En lo que podría considerarse el otro extremo del arco político, por ejemplo en EH Bildu, también se advierten movimientos que son tomas de posición. No porque el liderazgo de Otegi sea algo nuevo, sino porque lo que es nuevo es el lenguaje moderado, los objetivos ajenos a la violencia y, en el fondo, el decidido propósito, que no es muy lejano al de los independentistas catalanes, de alejarse ‘de Madrid’. Bildu se ha convertido, con el PNV, también en fase de fortalecimiento interno, en el principal aliado del Gobierno de Pedro Sánchez.

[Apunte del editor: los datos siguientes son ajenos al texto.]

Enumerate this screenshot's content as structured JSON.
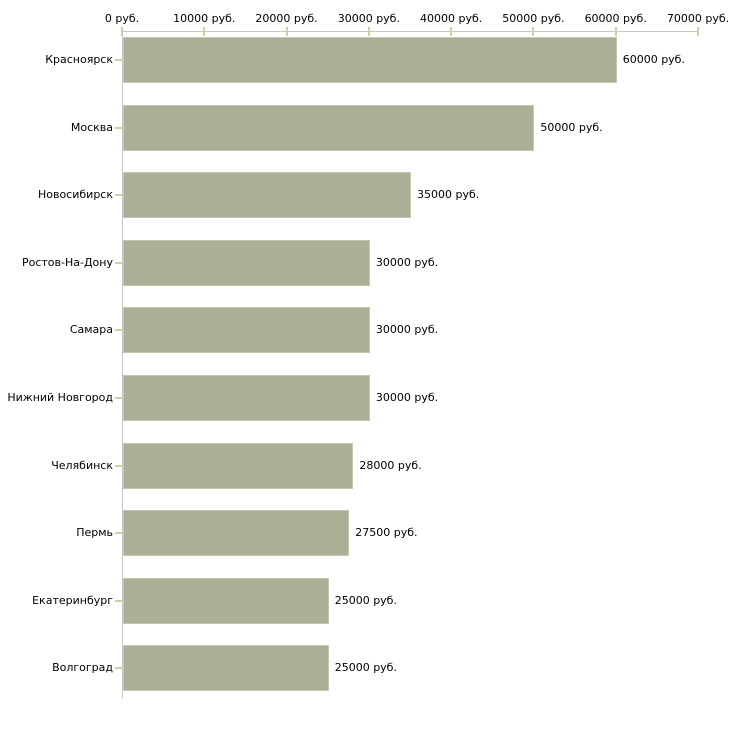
{
  "colors": {
    "bar_fill": "#aab095",
    "bar_border": "#c3c8ae",
    "axis_line": "#c7c7c7",
    "tick_mark": "#cfcf9f",
    "text": "#000000",
    "background": "#ffffff"
  },
  "chart_data": {
    "type": "bar",
    "orientation": "horizontal",
    "categories": [
      "Красноярск",
      "Москва",
      "Новосибирск",
      "Ростов-На-Дону",
      "Самара",
      "Нижний Новгород",
      "Челябинск",
      "Пермь",
      "Екатеринбург",
      "Волгоград"
    ],
    "values": [
      60000,
      50000,
      35000,
      30000,
      30000,
      30000,
      28000,
      27500,
      25000,
      25000
    ],
    "value_labels": [
      "60000 руб.",
      "50000 руб.",
      "35000 руб.",
      "30000 руб.",
      "30000 руб.",
      "30000 руб.",
      "28000 руб.",
      "27500 руб.",
      "25000 руб.",
      "25000 руб."
    ],
    "x_tick_values": [
      0,
      10000,
      20000,
      30000,
      40000,
      50000,
      60000,
      70000
    ],
    "x_tick_labels": [
      "0 руб.",
      "10000 руб.",
      "20000 руб.",
      "30000 руб.",
      "40000 руб.",
      "50000 руб.",
      "60000 руб.",
      "70000 руб."
    ],
    "xlim": [
      0,
      70000
    ],
    "unit": "руб.",
    "grid": false,
    "legend": false,
    "axis_position": "top"
  }
}
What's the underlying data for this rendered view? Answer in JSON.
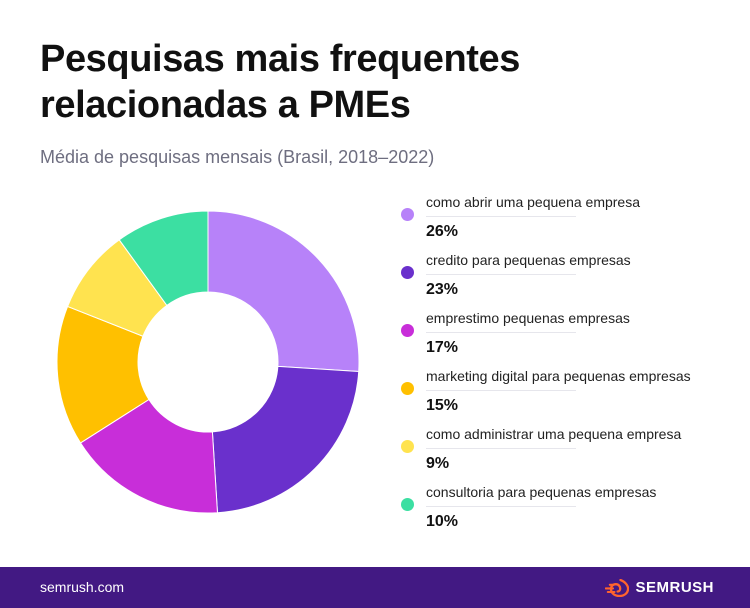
{
  "title_lines": [
    "Pesquisas mais frequentes",
    "relacionadas a PMEs"
  ],
  "subtitle": "Média de pesquisas mensais (Brasil, 2018–2022)",
  "chart_data": {
    "type": "pie",
    "donut": true,
    "title": "Pesquisas mais frequentes relacionadas a PMEs",
    "subtitle": "Média de pesquisas mensais (Brasil, 2018–2022)",
    "legend_position": "right",
    "categories": [
      "como abrir uma pequena empresa",
      "credito para pequenas empresas",
      "emprestimo pequenas empresas",
      "marketing digital para pequenas empresas",
      "como administrar uma pequena empresa",
      "consultoria para pequenas empresas"
    ],
    "values": [
      26,
      23,
      17,
      15,
      9,
      10
    ],
    "value_labels": [
      "26%",
      "23%",
      "17%",
      "15%",
      "9%",
      "10%"
    ],
    "colors": [
      "#b782f9",
      "#6a30cc",
      "#c82ed9",
      "#ffc000",
      "#ffe34f",
      "#3cdfa2"
    ]
  },
  "footer": {
    "url": "semrush.com",
    "brand": "SEMRUSH",
    "brand_icon": "semrush-fire-icon",
    "background": "#421983",
    "brand_icon_color": "#ff642d"
  }
}
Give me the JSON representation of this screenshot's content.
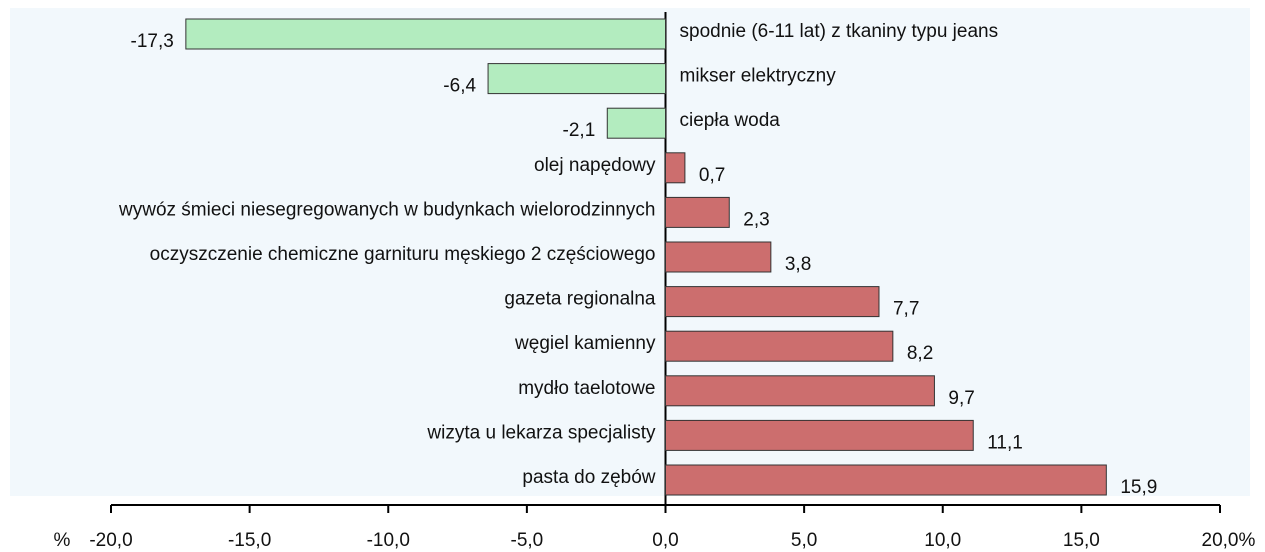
{
  "chart_data": {
    "type": "hbar",
    "categories": [
      "spodnie (6-11 lat) z tkaniny typu jeans",
      "mikser elektryczny",
      "ciepła woda",
      "olej napędowy",
      "wywóz śmieci niesegregowanych w budynkach wielorodzinnych",
      "oczyszczenie chemiczne garnituru męskiego 2 częściowego",
      "gazeta regionalna",
      "węgiel kamienny",
      "mydło taelotowe",
      "wizyta u lekarza specjalisty",
      "pasta do zębów"
    ],
    "values": [
      -17.3,
      -6.4,
      -2.1,
      0.7,
      2.3,
      3.8,
      7.7,
      8.2,
      9.7,
      11.1,
      15.9
    ],
    "value_labels": [
      "-17,3",
      "-6,4",
      "-2,1",
      "0,7",
      "2,3",
      "3,8",
      "7,7",
      "8,2",
      "9,7",
      "11,1",
      "15,9"
    ],
    "color_negative": "#b3ecbf",
    "color_positive": "#cc6e6e",
    "xlim": [
      -20,
      20
    ],
    "xticks": [
      {
        "value": -20,
        "label": "-20,0"
      },
      {
        "value": -15,
        "label": "-15,0"
      },
      {
        "value": -10,
        "label": "-10,0"
      },
      {
        "value": -5,
        "label": "-5,0"
      },
      {
        "value": 0,
        "label": "0,0"
      },
      {
        "value": 5,
        "label": "5,0"
      },
      {
        "value": 10,
        "label": "10,0"
      },
      {
        "value": 15,
        "label": "15,0"
      },
      {
        "value": 20,
        "label": "20,0"
      }
    ],
    "x_unit": "%"
  }
}
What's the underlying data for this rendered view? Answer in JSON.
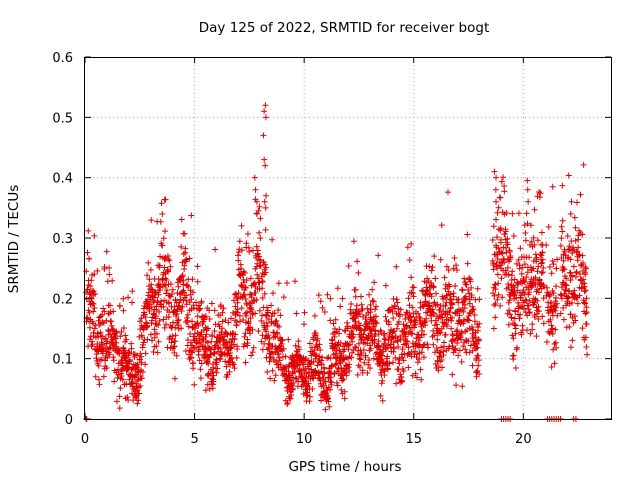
{
  "chart_data": {
    "type": "scatter",
    "title": "Day 125 of 2022, SRMTID for receiver bogt",
    "xlabel": "GPS time / hours",
    "ylabel": "SRMTID / TECUs",
    "xlim": [
      0,
      24
    ],
    "ylim": [
      0,
      0.6
    ],
    "xticks": [
      0,
      5,
      10,
      15,
      20
    ],
    "yticks": [
      0,
      0.1,
      0.2,
      0.3,
      0.4,
      0.5,
      0.6
    ],
    "xtick_labels": [
      "0",
      "5",
      "10",
      "15",
      "20"
    ],
    "ytick_labels": [
      "0",
      "0.1",
      "0.2",
      "0.3",
      "0.4",
      "0.5",
      "0.6"
    ],
    "grid": true,
    "marker": "+",
    "color": "#e00000",
    "trend": [
      [
        0.1,
        0.16
      ],
      [
        0.5,
        0.14
      ],
      [
        1.0,
        0.1
      ],
      [
        1.5,
        0.12
      ],
      [
        2.0,
        0.08
      ],
      [
        2.5,
        0.12
      ],
      [
        3.0,
        0.18
      ],
      [
        3.5,
        0.2
      ],
      [
        4.0,
        0.15
      ],
      [
        4.5,
        0.2
      ],
      [
        5.0,
        0.18
      ],
      [
        5.5,
        0.13
      ],
      [
        6.0,
        0.12
      ],
      [
        6.5,
        0.1
      ],
      [
        7.0,
        0.17
      ],
      [
        7.5,
        0.2
      ],
      [
        8.0,
        0.26
      ],
      [
        8.3,
        0.2
      ],
      [
        8.7,
        0.12
      ],
      [
        9.2,
        0.07
      ],
      [
        9.7,
        0.05
      ],
      [
        10.2,
        0.08
      ],
      [
        10.8,
        0.09
      ],
      [
        11.5,
        0.11
      ],
      [
        12.2,
        0.13
      ],
      [
        13.0,
        0.12
      ],
      [
        13.7,
        0.13
      ],
      [
        14.3,
        0.15
      ],
      [
        15.0,
        0.14
      ],
      [
        15.6,
        0.15
      ],
      [
        16.2,
        0.15
      ],
      [
        16.8,
        0.18
      ],
      [
        17.4,
        0.19
      ],
      [
        18.0,
        0.15
      ],
      [
        18.5,
        0.22
      ],
      [
        19.0,
        0.27
      ],
      [
        19.5,
        0.21
      ],
      [
        20.0,
        0.22
      ],
      [
        20.4,
        0.27
      ],
      [
        20.8,
        0.24
      ],
      [
        21.2,
        0.18
      ],
      [
        21.6,
        0.2
      ],
      [
        22.0,
        0.22
      ],
      [
        22.4,
        0.24
      ],
      [
        22.8,
        0.2
      ]
    ],
    "spikes": [
      {
        "x": 8.2,
        "values": [
          0.52,
          0.51,
          0.5,
          0.47,
          0.43,
          0.42,
          0.37,
          0.36,
          0.35
        ]
      },
      {
        "x": 7.8,
        "values": [
          0.4,
          0.38,
          0.36,
          0.34
        ]
      },
      {
        "x": 18.7,
        "values": [
          0.41,
          0.4,
          0.38,
          0.36
        ]
      },
      {
        "x": 20.2,
        "values": [
          0.395,
          0.38,
          0.36
        ]
      },
      {
        "x": 21.3,
        "values": [
          0.385
        ]
      },
      {
        "x": 22.2,
        "values": [
          0.36,
          0.34
        ]
      }
    ],
    "zeros": [
      0.05,
      0.08,
      19.0,
      19.1,
      19.2,
      19.3,
      19.4,
      21.1,
      21.2,
      21.3,
      21.4,
      21.5,
      21.6,
      21.7,
      22.3,
      22.4
    ],
    "gaps": [
      [
        18.6,
        18.0
      ],
      [
        21.05,
        20.95
      ],
      [
        21.7,
        21.55
      ],
      [
        22.9,
        23.0
      ]
    ]
  }
}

Pero no es, como no lo son los soberanistas catalanes y ni siquiera lo es Podemos, aliados a largo plazo: los objetivos finales de todos ellos para nada coinciden, se supone –porque a veces las cosas no están tan claras–, con los del PSOE.
Hay que ser tan miope como lo son los partidos nacionales mayoritarios para no darse cuenta de la transformación que está experimentando el engranaje partidista español y, por cierto, también el europeo –y el mundial, ya lo vemos–. Hace mucho tiempo que muchos, y no solo en España, vienen abogando por un retorno a los viejos, buenos, hábitos bipartidistas –todo lo imperfectos y matizados que se quiera–, a las coaliciones ‘de facto’ que enmarcaron los progresos de la Transición. A aquellos pactos de La Moncloa. Pero una política en la que lo que prima es la confrontación entre ‘los mayores’ acabará por arrojar en España resultados semejantes a los que observamos en Italia, en Francia, en Austria y, ahora, en Alemania, donde la extrema derecha está inequívocamente apoyada por los Estados Unidos ante las elecciones del próximo día 23. Desaparición virtual de los grandes partidos ‘clásicos’ y ascenso desordenado de formaciones de todo jaez y con propósitos despendolados.
Creo que en España son, somos, muchos quienes no nos sentimos representados ni por Orban, ni por Trump, ni por Otegi, ni por Puigdemont, y cada vez, sin embargo, desconfiamos más de un sistema bipartidista que ya no es tal. Entre otras cosas por la defección de quienes representaban un cierto centro (y que ahora pretenden retornar tras sus meteduras de pata). Y, claro, por la miopía, egoísmo y falta de patriotismo de quienes, representando en España (aún) a casi veinte millones de votos, no entienden que hay que gobernar con parámetros distintos a la mera ocupación del poder, de todo el poder. No a base de manifestaciones innecesarias con objetivos mendaces, ni de diálogos de besugos a base de ‘y tú más’. Ni de asaltos a las instituciones. Así, tal como vamos, ¿qué puede salir mal? A saber.